Reviewed by Tinka Boukes 3/25/2008
Heartbreaking story Karen!!

Have to skip a few reads......sorry bout that!!

Love Tinka
Reviewed by Jackie (Micke) Jinks 3/25/2008
What a gut-wrenching story...and sadly this is happening to families around the world. Children are so precious...and precarious at some time in their lives. This shows us how important it is for parents to share their grief with one another; it is their son who needs them to be "whole". Well-told story, Karen.

Micke
Reviewed by Cryssa C 3/25/2008
What doesn't kill us will make us stronger, right? But... maybe what she really needs is to have marriage counseling. It sounds to me like her husband is the one that is consumed with guilt and she isn't doing much to help that. In fact, it sounds like she is making it worse by saying she should have been home. No parent can watch a child 24 hours of a day.

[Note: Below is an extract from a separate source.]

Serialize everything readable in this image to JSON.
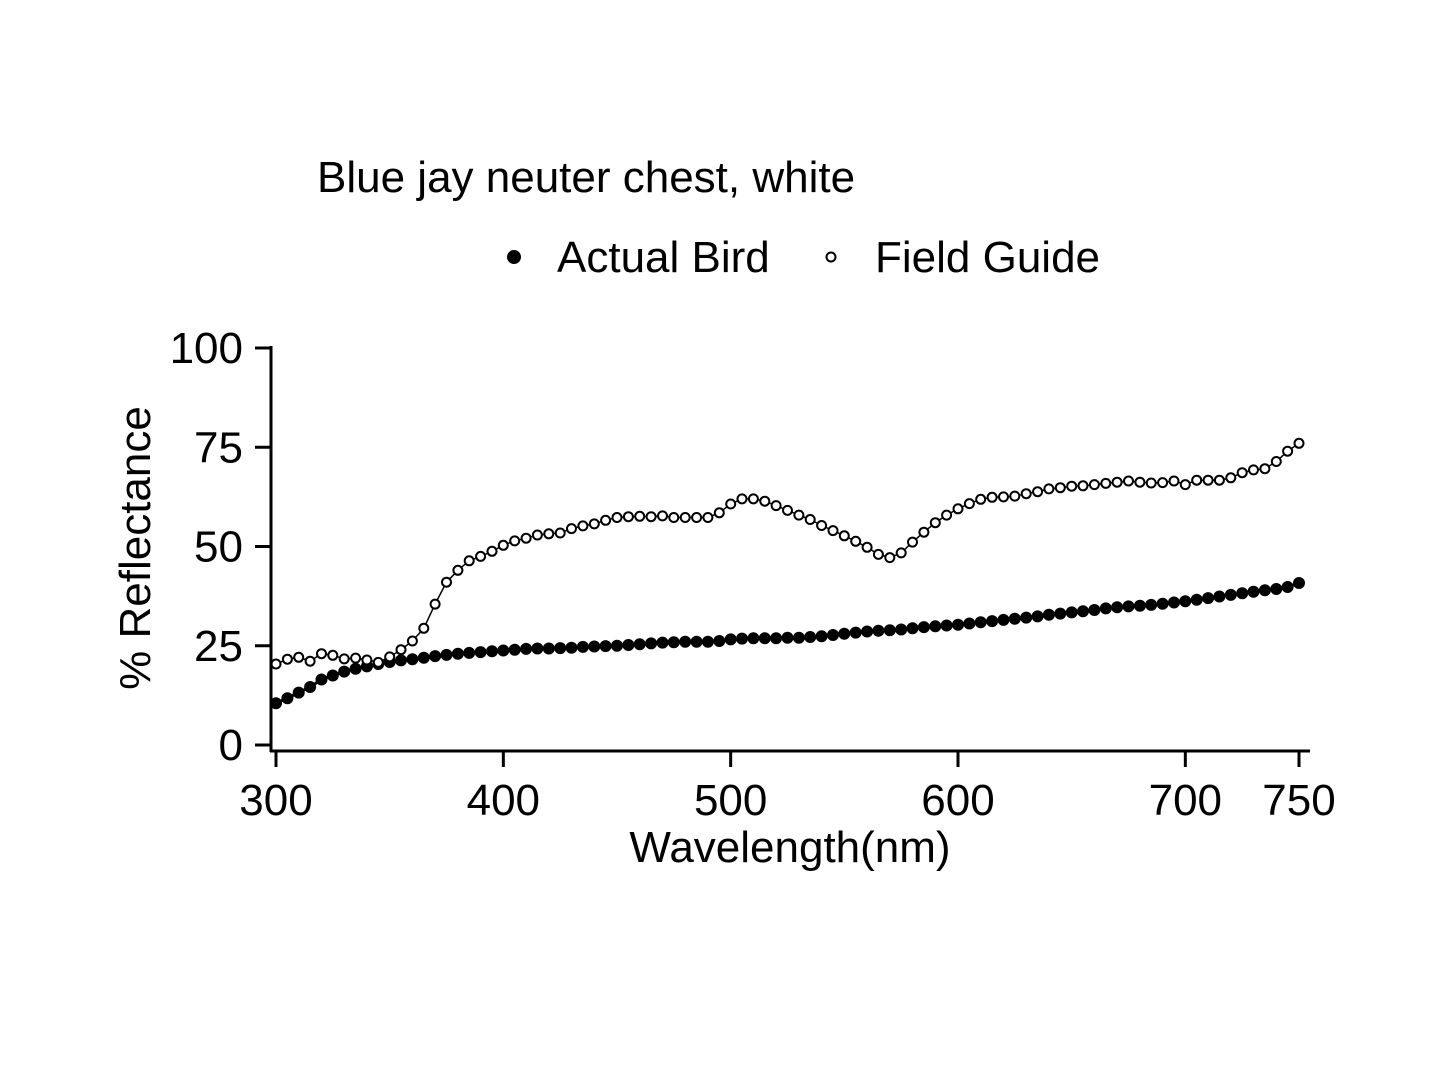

Accidents happen and we need to forgive ourselves.
When our son passed away the nurses told us that his death would either kill our marriage or make it stronger. You have to work at having a good marriage. It doesn't come without work.
Also, if she would stop thinking about herself then maybe it would help matters. Yes, taking care of a disabled child is time consuming and reprieves are needed, but there is also can be much joy in giving of yourself for the child of your heart. I hope they get things worked out soon so that there is some resolution in their lives and hearts and that they can look at one another with love instead of distaste.
Sad write...
Cryssa
Reviewed by Karla Dorman, The StormSpinner 3/25/2008
Tragic ... a parent's emotional storms excellently expressed - well done.

(((HUGS))) and love, Karla.
Reviewed by Ed Matlack 3/25/2008
You seem to have such inner feelings and knowledge about children and their problems, I don't know how you do it...Love to you and your sister...Ed & Rufuz
Reviewed by Jeanette Cooper 3/25/2008
Your story has human feelings and mood that create a vicarious read for readers. You make your reader feel the pain of what is happened. Problems such as you've written about do have a way of destroying families--rather than making them closer. Its so very sad, too. Well done, Karen.